The only good thing about skiing is that because everything takes so long to do, the time passes quickly, and like childbirth, once you look into the eyes of that first Mulled Wine in the local lodge, the skier’s amnesia sets in to help you forget the horror until the next morning. Getting dressed each day takes up half your holiday and the layers of clothing to protect you from the frostbite make movement difficult. Then, when the sun comes out, you cook from the inside out, rather like being microwaved. And it takes at least thirty minutes to squeeze sore, reshaped feet into ill-fitting boots and then you have to trundle the whole caboodle up a mountain by a slow, primitive transport system that has a habit of losing people and equipment en route.

 

The impact on the sort of middle-aged body that counts walking as exercise is immense, as you can imagine.

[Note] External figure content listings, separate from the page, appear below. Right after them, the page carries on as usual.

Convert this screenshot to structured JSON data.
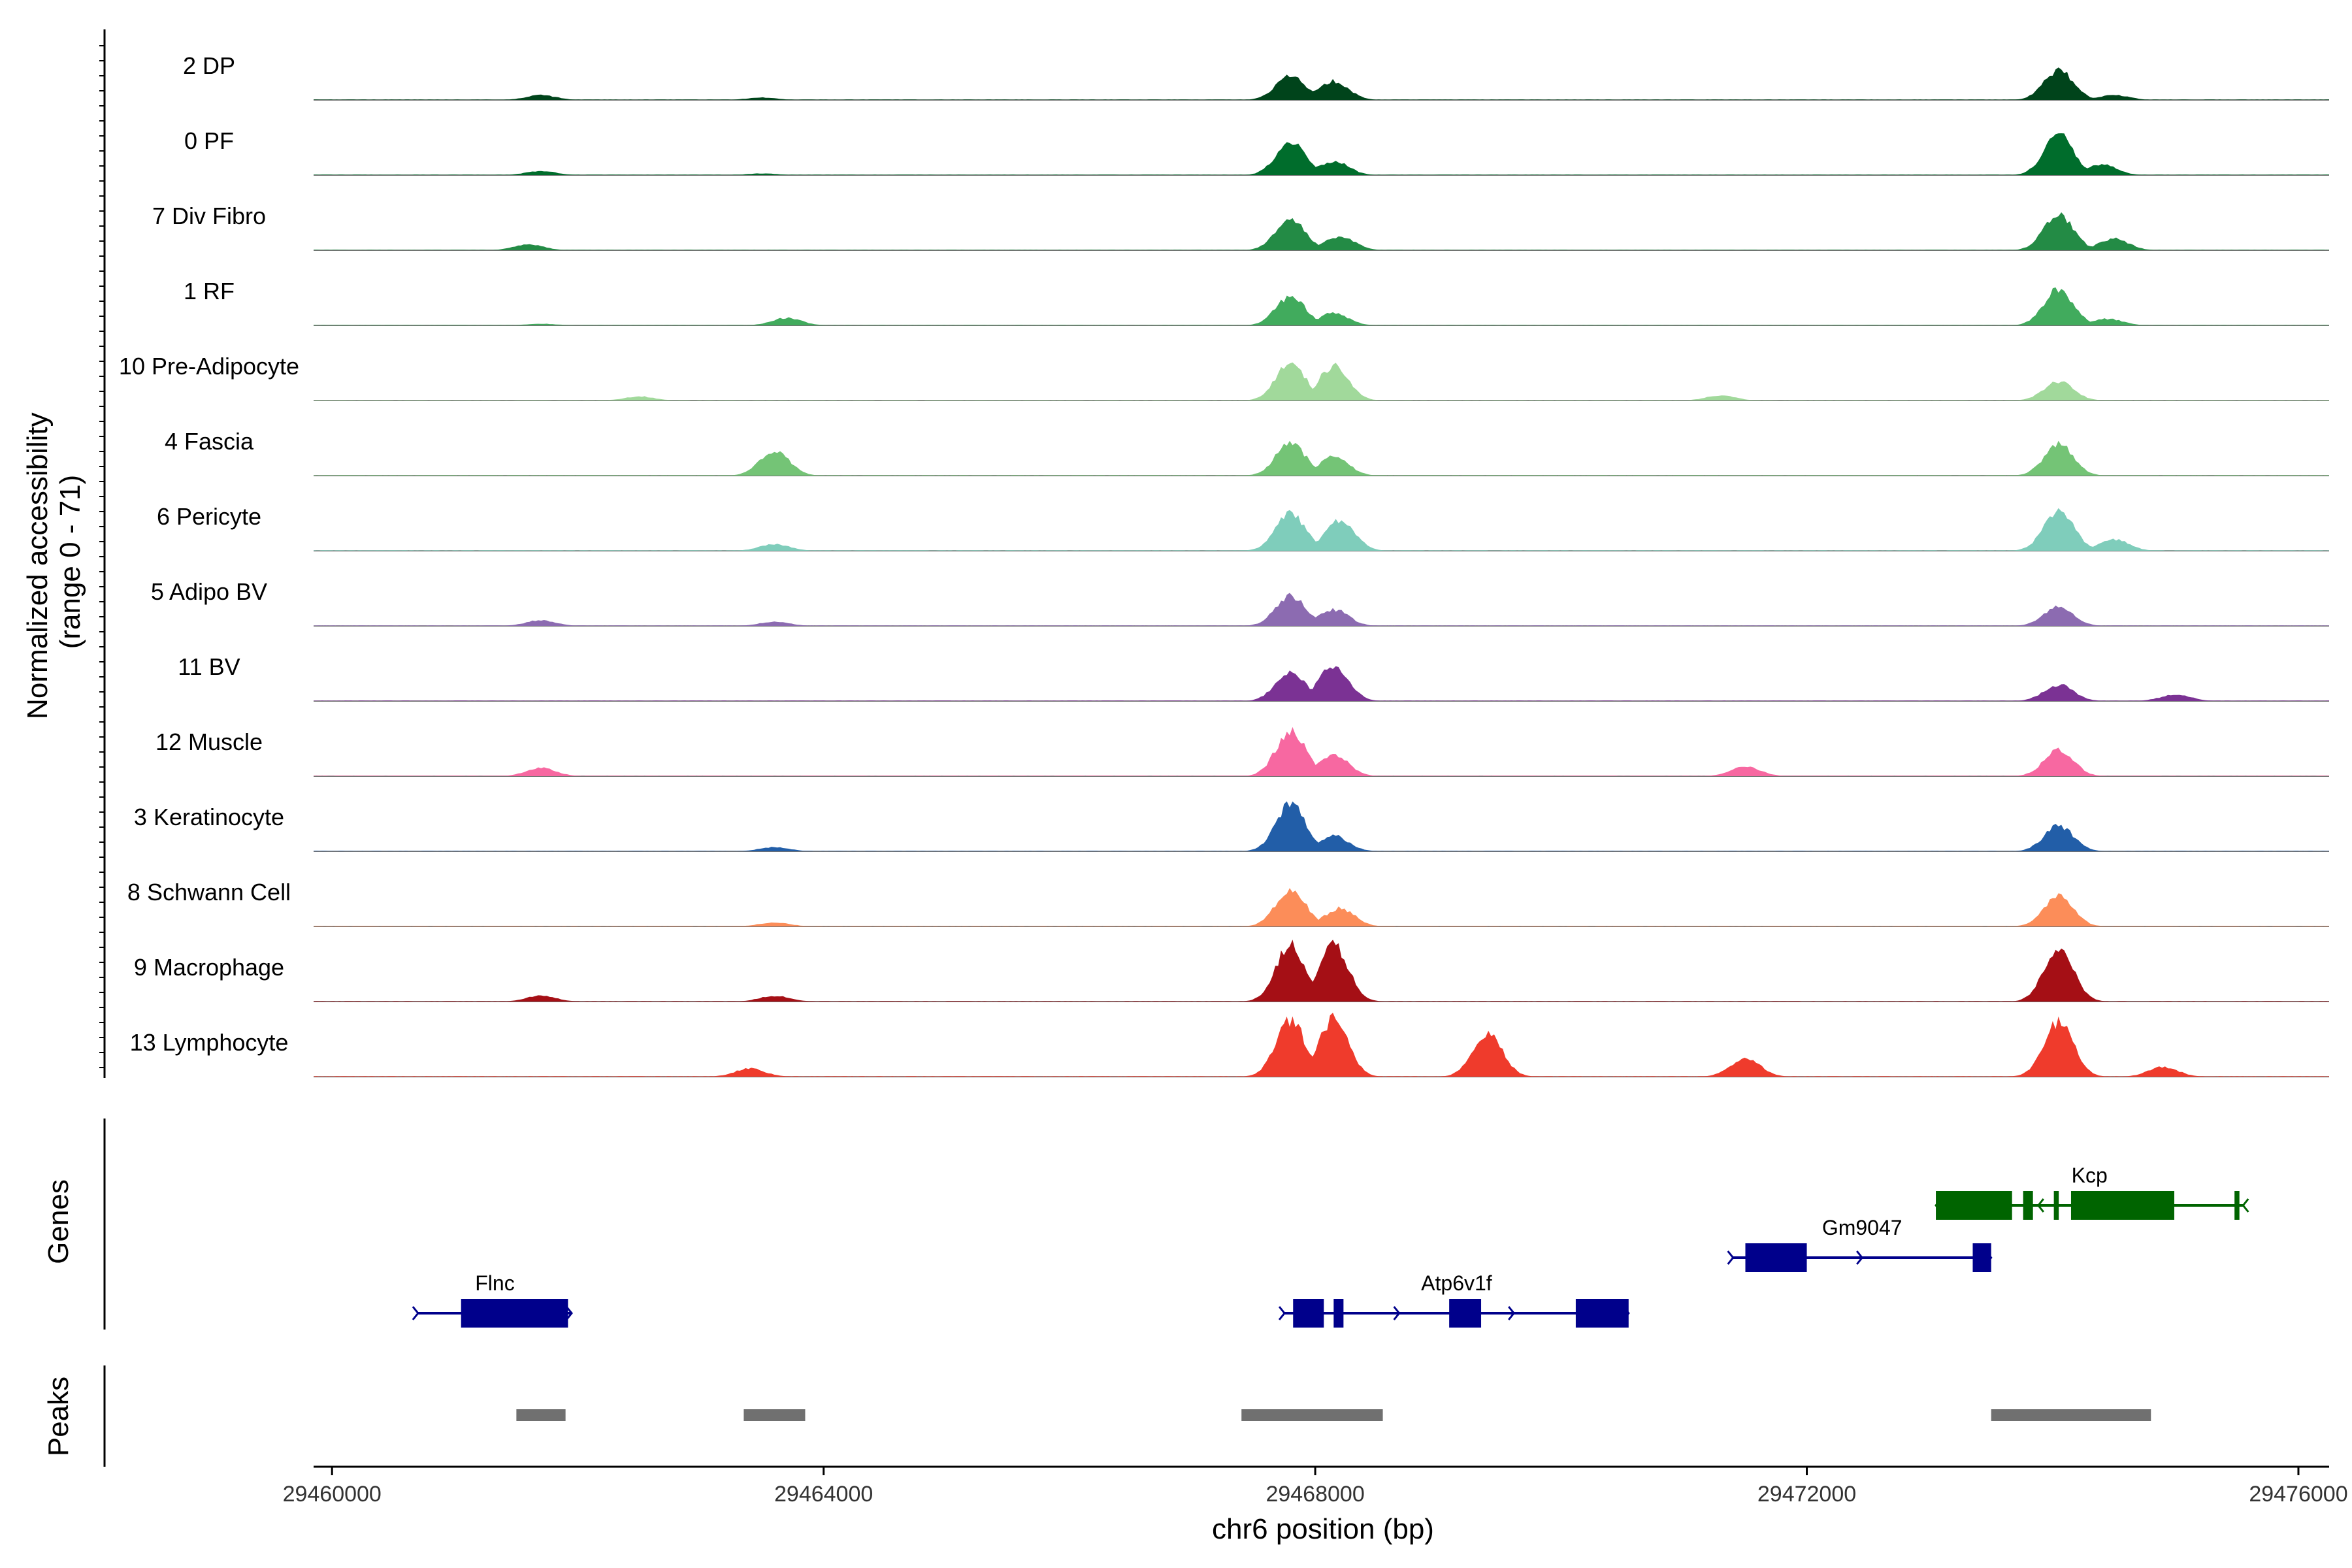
{
  "chart_data": {
    "type": "area",
    "x_range": [
      29459850,
      29476250
    ],
    "y_range": [
      0,
      71
    ],
    "ylabel_lines": [
      "Normalized accessibility",
      "(range 0 - 71)"
    ],
    "xlabel": "chr6 position (bp)",
    "x_ticks": [
      29460000,
      29464000,
      29468000,
      29472000,
      29476000
    ],
    "x_tick_labels": [
      "29460000",
      "29464000",
      "29468000",
      "29472000",
      "29476000"
    ],
    "tracks_label": "",
    "genes_label": "Genes",
    "peaks_label": "Peaks",
    "series": [
      {
        "name": "2 DP",
        "color": "#00441b",
        "points": [
          [
            29461700,
            6
          ],
          [
            29463500,
            3
          ],
          [
            29467800,
            30
          ],
          [
            29468150,
            23
          ],
          [
            29474050,
            36
          ],
          [
            29474500,
            6
          ]
        ]
      },
      {
        "name": "0 PF",
        "color": "#006d2c",
        "points": [
          [
            29461700,
            5
          ],
          [
            29463500,
            2
          ],
          [
            29467800,
            40
          ],
          [
            29468150,
            17
          ],
          [
            29474050,
            49
          ],
          [
            29474400,
            13
          ]
        ]
      },
      {
        "name": "7 Div Fibro",
        "color": "#238b45",
        "points": [
          [
            29461600,
            7
          ],
          [
            29467800,
            38
          ],
          [
            29468200,
            17
          ],
          [
            29474050,
            44
          ],
          [
            29474500,
            14
          ]
        ]
      },
      {
        "name": "1 RF",
        "color": "#41ab5d",
        "points": [
          [
            29461700,
            2
          ],
          [
            29463700,
            9
          ],
          [
            29467800,
            35
          ],
          [
            29468150,
            15
          ],
          [
            29474050,
            44
          ],
          [
            29474450,
            8
          ]
        ]
      },
      {
        "name": "10 Pre-Adipocyte",
        "color": "#a1d99b",
        "points": [
          [
            29462500,
            5
          ],
          [
            29467800,
            45
          ],
          [
            29468150,
            42
          ],
          [
            29471300,
            6
          ],
          [
            29474050,
            23
          ]
        ]
      },
      {
        "name": "4 Fascia",
        "color": "#74c476",
        "points": [
          [
            29463600,
            30
          ],
          [
            29467800,
            40
          ],
          [
            29468150,
            23
          ],
          [
            29474050,
            38
          ]
        ]
      },
      {
        "name": "6 Pericyte",
        "color": "#7fcdbb",
        "points": [
          [
            29463600,
            8
          ],
          [
            29467800,
            45
          ],
          [
            29468200,
            38
          ],
          [
            29474050,
            50
          ],
          [
            29474500,
            14
          ]
        ]
      },
      {
        "name": "5 Adipo BV",
        "color": "#8c6bb1",
        "points": [
          [
            29461700,
            7
          ],
          [
            29463600,
            5
          ],
          [
            29467800,
            37
          ],
          [
            29468150,
            20
          ],
          [
            29474050,
            23
          ]
        ]
      },
      {
        "name": "11 BV",
        "color": "#7b3294",
        "points": [
          [
            29467800,
            37
          ],
          [
            29468150,
            44
          ],
          [
            29474050,
            20
          ],
          [
            29475000,
            8
          ]
        ]
      },
      {
        "name": "12 Muscle",
        "color": "#f768a1",
        "points": [
          [
            29461700,
            10
          ],
          [
            29467800,
            55
          ],
          [
            29468150,
            26
          ],
          [
            29471500,
            12
          ],
          [
            29474050,
            32
          ]
        ]
      },
      {
        "name": "3 Keratinocyte",
        "color": "#225ea8",
        "points": [
          [
            29463600,
            5
          ],
          [
            29467800,
            58
          ],
          [
            29468150,
            19
          ],
          [
            29474050,
            31
          ]
        ]
      },
      {
        "name": "8 Schwann Cell",
        "color": "#fc8d59",
        "points": [
          [
            29463600,
            5
          ],
          [
            29467800,
            45
          ],
          [
            29468200,
            22
          ],
          [
            29474050,
            36
          ]
        ]
      },
      {
        "name": "9 Macrophage",
        "color": "#a50f15",
        "points": [
          [
            29461700,
            7
          ],
          [
            29463600,
            7
          ],
          [
            29467800,
            69
          ],
          [
            29468150,
            70
          ],
          [
            29474050,
            64
          ]
        ]
      },
      {
        "name": "13 Lymphocyte",
        "color": "#ef3b2c",
        "points": [
          [
            29463400,
            10
          ],
          [
            29467800,
            68
          ],
          [
            29468150,
            70
          ],
          [
            29469400,
            53
          ],
          [
            29471500,
            23
          ],
          [
            29474050,
            66
          ],
          [
            29474900,
            12
          ]
        ]
      }
    ],
    "genes": [
      {
        "name": "Flnc",
        "strand": "+",
        "color": "#00008b",
        "start": 29460700,
        "end": 29461950,
        "exons": [
          [
            29461050,
            29461920
          ]
        ]
      },
      {
        "name": "Atp6v1f",
        "strand": "+",
        "color": "#00008b",
        "start": 29467750,
        "end": 29470550,
        "exons": [
          [
            29467820,
            29468070
          ],
          [
            29468150,
            29468230
          ],
          [
            29469090,
            29469350
          ],
          [
            29470120,
            29470550
          ]
        ]
      },
      {
        "name": "Gm9047",
        "strand": "+",
        "color": "#00008b",
        "start": 29471400,
        "end": 29473500,
        "exons": [
          [
            29471500,
            29472000
          ],
          [
            29473350,
            29473500
          ]
        ]
      },
      {
        "name": "Kcp",
        "strand": "-",
        "color": "#006400",
        "start": 29473050,
        "end": 29475550,
        "exons": [
          [
            29473050,
            29473670
          ],
          [
            29473760,
            29473840
          ],
          [
            29474010,
            29474050
          ],
          [
            29474150,
            29474990
          ],
          [
            29475480,
            29475520
          ]
        ]
      }
    ],
    "peaks": [
      [
        29461500,
        29461900
      ],
      [
        29463350,
        29463850
      ],
      [
        29467400,
        29468550
      ],
      [
        29473500,
        29474800
      ]
    ]
  }
}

And no matter how much you prepare yourself for the muscle and joint pain, twinges appear in the most unlikely of places – something to do with getting down a mountain in the squatting position required for those hole-in-the-ground toilets at Dubai airport, I imagine.

 

The fact that I can now get down a slope without triggering an avalanche must mean that my technique has improved, but I have yet to enjoy the journey back to the restaurant – or as we call it, “base camp”. My aim is a simple one – to get down the mountain as quickly as possible, before I kill someone or someone kills me in this expensive game of survival, where small children and snowboarders are the obstacles to living for another day.

 

We’ve given NC the information for how to access what’s left of our wealth after this holiday because not even the promise of a mulled wine or hot chocolates frothing with cholesterol on the slopes is enough to disguise the reality that we will probably die here.